Tel quel, je pourrais finir la critique ici même, tout serait dit. Cependant, il me semble important de pouvoir défendre ce point de vue lorsque je vois fleurir à perte de vue les notes quasi-parfaites pour un jeu qui ne l'est clairement pas. Du coup, pourquoi devrait-t-on considérer Sea of Stars, élu comme le meilleur jeu indépendant de 2023, comme un acte manqué, qui disparaitra sans doute assez vite de nos mémoires?

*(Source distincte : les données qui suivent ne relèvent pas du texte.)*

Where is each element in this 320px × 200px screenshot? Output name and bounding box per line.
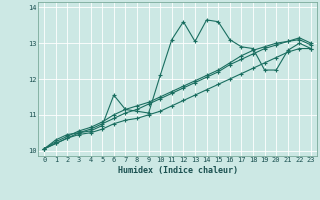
X-axis label: Humidex (Indice chaleur): Humidex (Indice chaleur) bbox=[118, 166, 238, 175]
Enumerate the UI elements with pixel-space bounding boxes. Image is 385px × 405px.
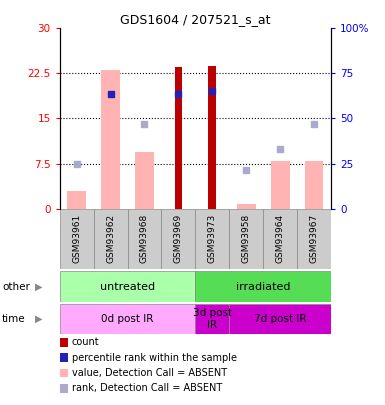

Tout commence avec un mystérieux narrateur nous contant l'histoire d'enfants uniques, aux pouvoirs extraordinaires nommés les "Enfants du Solstice". Ces enfants, dotés chacun du pouvoir du soleil et de la lune, naissent à des périodes précises afin de pouvoir protéger la terre d'un mal terrible, le Fleshmancer, dont le nom est si terrifiant qu'il doit impérativement apparaitre en rouge, au cas où les joueurs n'auraient pas compris qui était l'antagoniste principal.
Nous suivons alors les aventures des deux derniers guerriers du Solstice venus au monde, Valere et Zale, enfants prometteurs ayant soif d'exploration, ainsi que leur ami un peu gauche mais terriblement sympathique, Garl. Après un incident précipitant l'entrainement des deux protagonistes, le jeu commence réellement lorsque l'on nous envoie vers notre toute première mission.
Plutôt simpliste, mais explicite et intriguant n'est-ce pas? Imaginez maintenant que tout cela soit découpé de telle sorte à ce que nous commencions avec le narrateur, puis une minuscule scène prenant place juste après que les protagonistes aient obtenus le droit de sortir du village, pour enfin nous manger un flashback au coin du feu dans le but de nous expliquer leur enfance. Le jeu sera découpé à la serpe de cette manière durant 25 heures.
Si ce découpage très étrange peut être vite excusé dans les débuts du jeu, sous prétexte que nous soyons en face d'une aventure bonne enfant sans implications trop importantes, il devient beaucoup plus complexe de trouver une défense convenable à ce que devient l'histoire principale après l'élimination de l'Habitant du Malheur, dont nos protagonistes savent simplement qu'une fois la bestiole battue, le monde sera sauvé (mais que chaque seconde attendue rend la créature plus puissante, jusqu'à ce qu'elle devienne une entité imbattable, destructrice de mondes). Afin d'éviter de spoiler quoi que ce soit, je dirais simplement qu'à partir de ce moment-clé, l'histoire se prend sans arrêt les pieds dans le tapis.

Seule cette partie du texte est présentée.